Can ChatGPT Tackle Your Medical Queries? Recent Study Reveals this....
Everyone is talking about ChatGPT these days, but can it really answer everything?
ChatGPT, created by OpenAI and launched on November 30, 2022, is a chatbot that uses a ‘large language model’ to chat with people about anything they fancy in any way they like.
But, a new study found that it might not be super accurate at answering detailed medical questions.
As per a report from CNN, researchers from Long Island University asked ChatGPT 39 questions about medications, which were actual queries from the university’s College of Pharmacy drug information service. They then compared ChatGPT’s answers with responses crafted and reviewed by trained pharmacists.
The study revealed that out of the 39 questions asked, ChatGPT gave “accurate responses” to only around 10 of them. For the other 29 questions, the answers were either “incomplete or inaccurate,” or they didn’t really answer the questions. These results were shared at the annual meeting of the American Society for Health-Systems Pharmacists in Anaheim, California.
Due to its popularity, researchers were worried that students, regular people, and even pharmacists might rely on ChatGPT to get information about their health and medications.
According to the report, ChatGPT’s responses often provided inaccurate or even risky information. For example, when asked about taking two specific medicines together— a COVID-19 antiviral and a blood-pressure-lowering medication—ChatGPT said there would be no “adverse effects.” But in reality, people who take both drugs might experience a significant drop in blood pressure, leading to dizziness and fainting. Clinicians usually make personalized plans for patients in such cases, like adjusting the dose of the blood pressure medication or advising them to stand up slowly from sitting positions.
In the year 2022, ChatGPT passed the US medical licensing exam. As reported by TheHealthSite, researchers discovered that the intelligent chatbot learns from mistakes and improves itself over time. This implies that similar to a medical student, ChatGPT’s medical knowledge may improve with more experience and interaction with users. However, the chatbot excels in technical language, which could be helpful for medical professionals but might be challenging for laypeople to understand, making it difficult for them to obtain accurate answers.
In a recent study, when researchers asked ChatGPT to give scientific sources to back up its answers, the software could supposedly only do so for eight questions.
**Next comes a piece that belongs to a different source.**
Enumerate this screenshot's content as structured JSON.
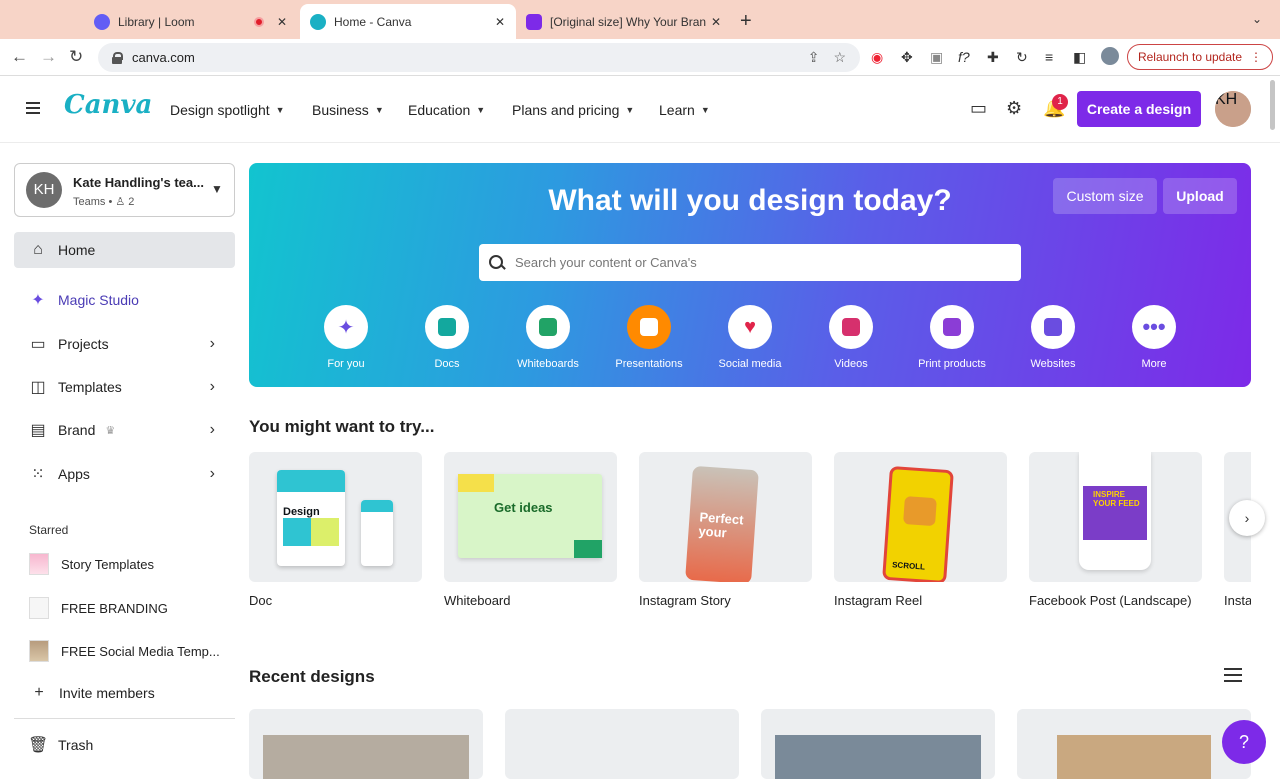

Surprisingly, it was discovered that ChatGPT was “making up” references. The responses were written in a very professional and advanced way, which might make people feel confident in the tool’s accuracy. Users who may not be able to tell might be influenced by the appearance of authority.
Another really important study by researchers from CSIRO and The University of Queensland looked into how different prompts affect the accuracy of health information given by the ChatGPT model. This study is a big step forward in understanding how AI handles health questions. It shows that the way questions are asked can really affect how reliable the answers are for people.
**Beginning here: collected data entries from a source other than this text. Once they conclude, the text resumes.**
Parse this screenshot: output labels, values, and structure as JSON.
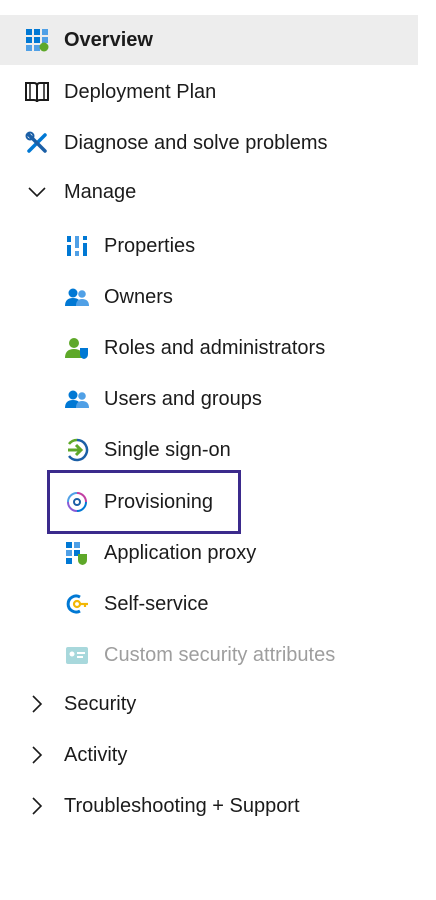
{
  "nav": {
    "overview": "Overview",
    "deployment_plan": "Deployment Plan",
    "diagnose": "Diagnose and solve problems",
    "manage": "Manage",
    "manage_items": {
      "properties": "Properties",
      "owners": "Owners",
      "roles": "Roles and administrators",
      "users_groups": "Users and groups",
      "sso": "Single sign-on",
      "provisioning": "Provisioning",
      "app_proxy": "Application proxy",
      "self_service": "Self-service",
      "custom_security": "Custom security attributes"
    },
    "security": "Security",
    "activity": "Activity",
    "troubleshooting": "Troubleshooting + Support"
  },
  "icons": {
    "overview": "grid-icon",
    "deployment_plan": "book-icon",
    "diagnose": "wrench-screwdriver-icon",
    "properties": "bars-icon",
    "owners": "people-icon",
    "roles": "user-shield-icon",
    "users_groups": "people-icon",
    "sso": "sign-in-arrow-icon",
    "provisioning": "provisioning-icon",
    "app_proxy": "app-grid-icon",
    "self_service": "key-icon",
    "custom_security": "id-card-icon"
  },
  "colors": {
    "accent_blue": "#0078d4",
    "selected_bg": "#ededed",
    "focus_border": "#3b2a8c",
    "disabled_text": "#9e9e9e"
  }
}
The study by CSIRO and The University of Queensland sheds light on how the wording of questions affects ChatGPT’s responses, especially in health information seeking where accuracy is vital.
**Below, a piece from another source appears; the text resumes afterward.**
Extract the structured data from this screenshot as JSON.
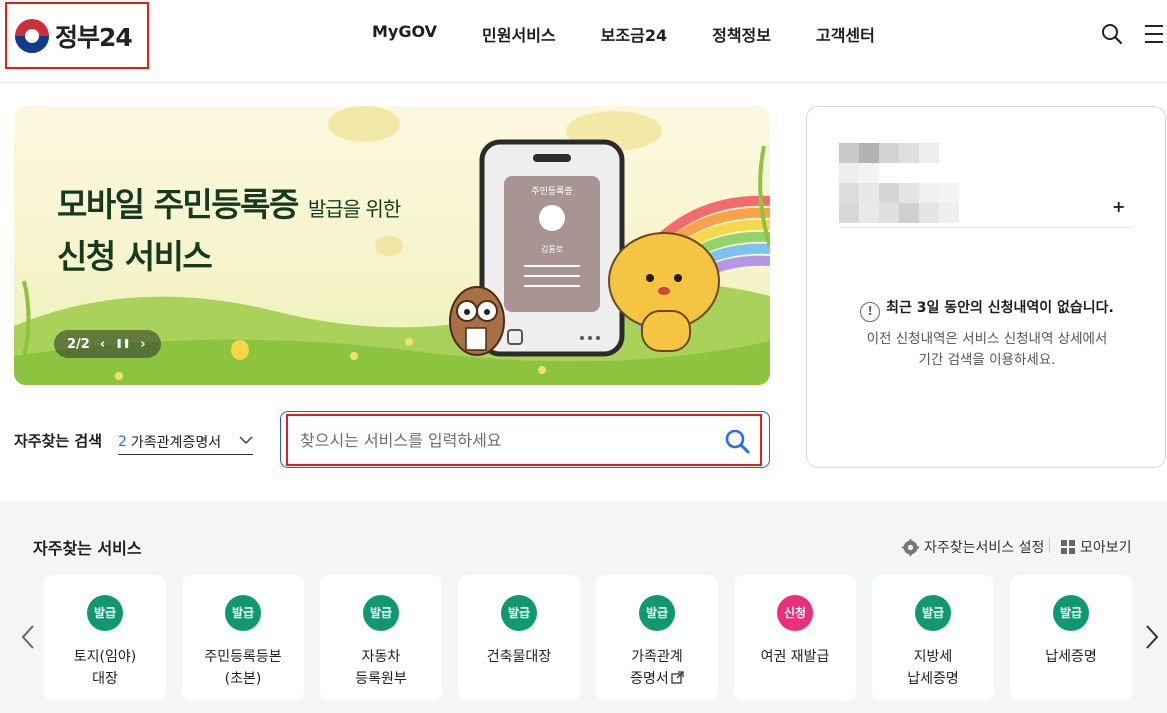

Using the TREC Misinformation dataset, researchers precisely tested ChatGPT’s performance under different prompting conditions. They found that when given questions alone, ChatGPT could provide accurate health advice about 80% of the time. However, this accuracy dropped when additional information or biases were included in the prompts.
The study set up two main conditions: “Question-only,” where ChatGPT relied solely on the question, and “Evidence-biased,” where it was given extra context from a web search. This mirrored real-life situations where users either ask direct questions or provide background information from previous searches.
One of the study’s most notable findings is how the structure of the prompt significantly influences the accuracy of ChatGPT’s responses. While the model performed well with just questions, a closer look revealed a bias based on how the questions were framed and whether they expected a “yes” or “no” answer. This bias highlights the complexity of language processing in AI systems and stresses the importance of carefully crafting prompts.
Moreover, when given additional evidence, ChatGPT’s accuracy dropped to 63%. This shows that the model can be swayed by the information in the prompt, challenging the idea that more context always leads to better answers. Interestingly, even correct evidence could worsen the model’s accuracy, showing the complex relationship between prompt content and AI response.
These findings are critical in a world where people rely on AI for health advice. Ensuring the accuracy of AI-driven health information is vital. This research highlights the need for ongoing development to make AI systems more robust and transparent, especially in health information.
Furthermore, the study’s insights into how prompt variation affects ChatGPT’s performance are significant for developing AI-powered health advice tools. It stresses the importance of optimizing prompt design to reduce biases and inaccuracies, ultimately leading to more reliable AI-driven health services.
Overall, the report by CNN, along with the research by CSIRO and the University of Queensland, is a significant step in understanding AI’s abilities and limitations in handling health information. As AI becomes more prevalent, these insights will guide the development of more accurate and user-friendly health information tools.